I think you’re absolutely right. You know, as soon as we think of something clinical, that’s what we do. As soon as you mentioned marketing, we shut down and it’s implementation. That’s the hard thing. Thank you for that, Paul. And question number five, what is one valuable free action that someone listening to this can implement that will help, that would help them solve that problem? What’s your top tip?
Top tip is to do three times more marketing activity than you’re doing now. So, if right now you’re doing one post a day on social media, do three. You know, if you’re doing Instagram two, three times a week, do it six, nine times a week. Especially with social media, it’s so disposable, the more action you take and the more you implement, literally the return comes back to you faster and because you’re doing consumer marketing, the returns really fast.
Brilliant. So that is just to start, you know, start doing, do more and do more of it. Fantastic. And the last question, what’s the one question I should’ve asked you, Paul that would give our audience great value?

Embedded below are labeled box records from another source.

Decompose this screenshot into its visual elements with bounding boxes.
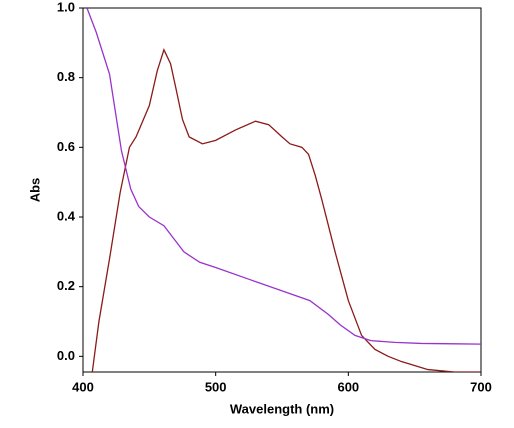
y-tick-label: 0.6 — [57, 139, 75, 154]
data-line — [91, 48, 481, 372]
x-tick-label: 400 — [72, 379, 94, 394]
x-axis-label: Wavelength (nm) — [230, 401, 334, 416]
x-tick-label: 600 — [337, 379, 359, 394]
y-tick-label: 0.2 — [57, 278, 75, 293]
data-line — [86, 8, 481, 345]
x-tick-label: 500 — [205, 379, 227, 394]
y-axis-label: Abs — [27, 178, 42, 203]
plot-frame — [82, 7, 482, 373]
y-tick-label: 0.8 — [57, 69, 75, 84]
y-tick-label: 0.4 — [57, 208, 76, 223]
y-tick-label: 1.0 — [57, 0, 75, 14]
y-tick-label: 0.0 — [57, 348, 75, 363]
x-tick-label: 700 — [470, 379, 492, 394]
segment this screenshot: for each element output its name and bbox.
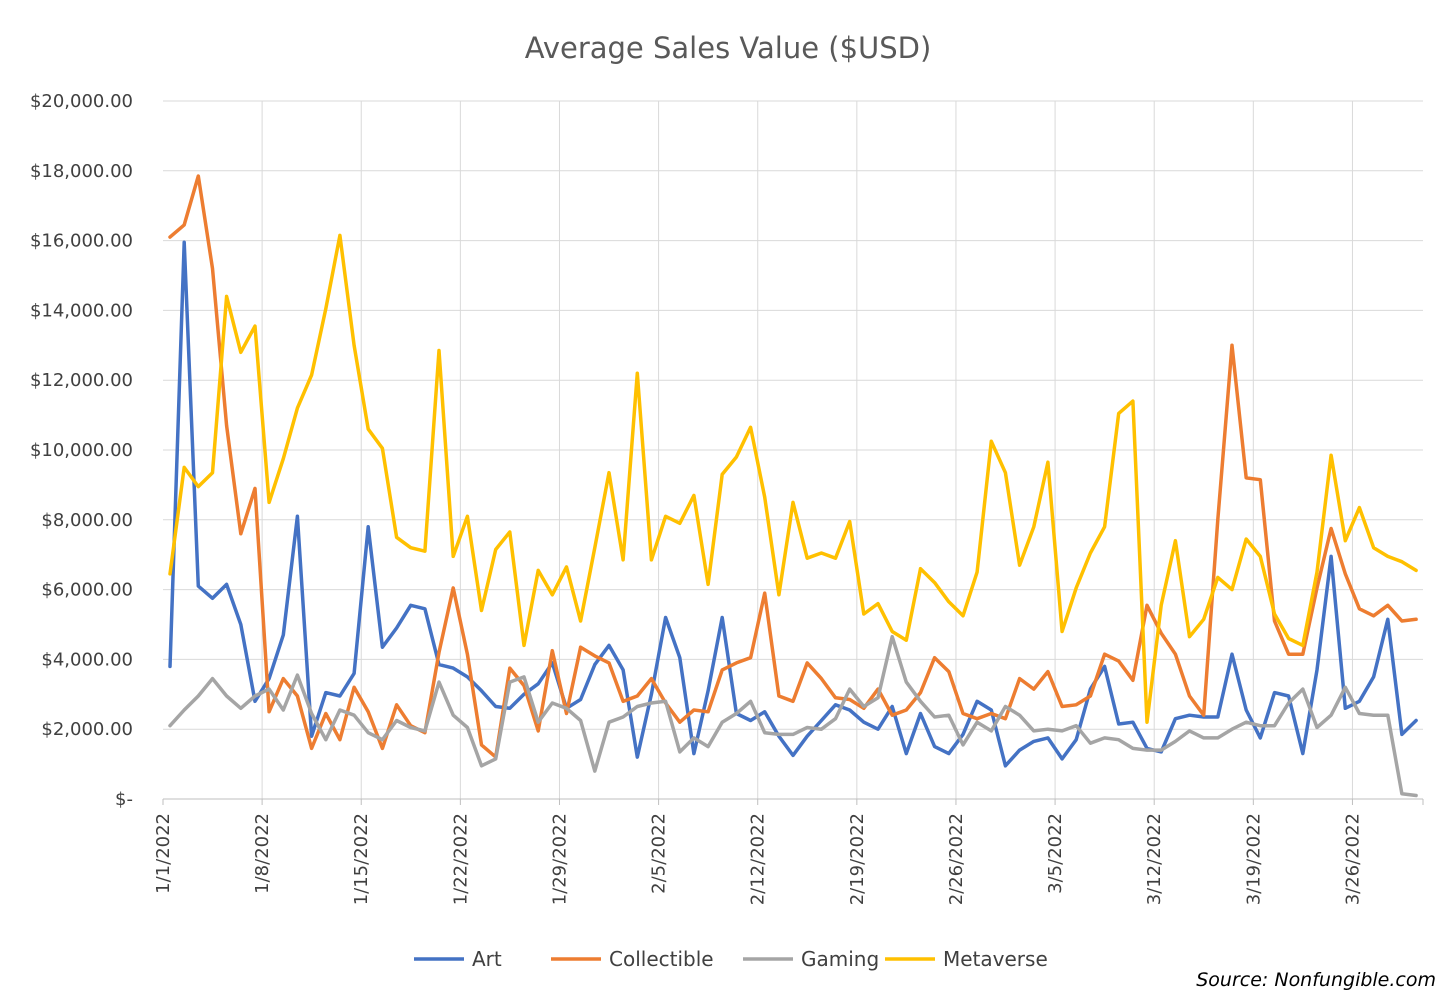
legend-label: Art xyxy=(472,947,502,971)
y-tick-label: $16,000.00 xyxy=(30,231,133,252)
grid xyxy=(162,100,1424,805)
y-tick-label: $18,000.00 xyxy=(30,161,133,182)
x-axis-ticks: 1/1/2022 1/8/2022 1/15/2022 1/22/2022 1/29/2… xyxy=(153,813,1363,905)
series xyxy=(168,174,1418,798)
y-tick-label: $14,000.00 xyxy=(30,300,133,321)
legend-label: Collectible xyxy=(609,947,714,971)
x-tick-label: 2/19/2022 xyxy=(847,813,868,905)
x-tick-label: 1/22/2022 xyxy=(450,813,471,905)
y-tick-label: $8,000.00 xyxy=(41,510,133,531)
y-axis-ticks: $- $2,000.00 $4,000.00 $6,000.00 $8,000.00 $1… xyxy=(30,91,133,810)
x-tick-label: 1/1/2022 xyxy=(153,813,174,894)
x-tick-label: 3/12/2022 xyxy=(1144,813,1165,905)
y-tick-label: $10,000.00 xyxy=(30,440,133,461)
x-tick-label: 2/26/2022 xyxy=(946,813,967,905)
y-tick-label: $12,000.00 xyxy=(30,370,133,391)
x-tick-label: 1/15/2022 xyxy=(351,813,372,905)
x-tick-label: 3/26/2022 xyxy=(1342,813,1363,905)
series-metaverse xyxy=(168,233,1418,724)
y-tick-label: $20,000.00 xyxy=(30,91,133,112)
chart-title: Average Sales Value ($USD) xyxy=(525,31,932,65)
legend-label: Gaming xyxy=(801,947,879,971)
y-tick-label: $6,000.00 xyxy=(41,580,133,601)
x-tick-label: 1/29/2022 xyxy=(549,813,570,905)
y-tick-label: $4,000.00 xyxy=(41,649,133,670)
x-tick-label: 1/8/2022 xyxy=(252,813,273,894)
x-tick-label: 3/5/2022 xyxy=(1045,813,1066,894)
series-art xyxy=(168,240,1418,768)
legend-label: Metaverse xyxy=(943,947,1048,971)
y-tick-label: $2,000.00 xyxy=(41,719,133,740)
legend: Art Collectible Gaming Metaverse xyxy=(414,947,1048,971)
source-note: Source: Nonfungible.com xyxy=(1196,969,1436,991)
x-tick-label: 2/5/2022 xyxy=(649,813,670,894)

What’s the one question you should have asked me is what do you do if you haven’t got time to do marketing? And the answer is you use the acronym D O now in your world, Sanjay DOA is when unfortunately some things brought in and it didn’t make it and it’s dead on arrival, but actually I want to rename DOA to delegate outsource, automate that is the, the mantra for how to get more marketing done. So if you personally don’t enjoy it, I know I’m out of time, delegate it to a member of your team or outsource it. There’s some great veterinary marketing agencies out there. People like Susie Samuel’s and various other people. And if you can automate it, we talked about Instagram and all of those kinds of things. There are tools like hootsuite, public, and all sorts of other tools that you can automate those actions for you.
Wow. That’s fantastic. So if we learn nothing else, DOI, delegate, outsource, and automate. Fantastic. Wow. Thanks, Paul. Those were some really fascinating insights. And I just want to thank you for joining me today on my first ever podcast. Thanks, Paul. It’s a pleasure.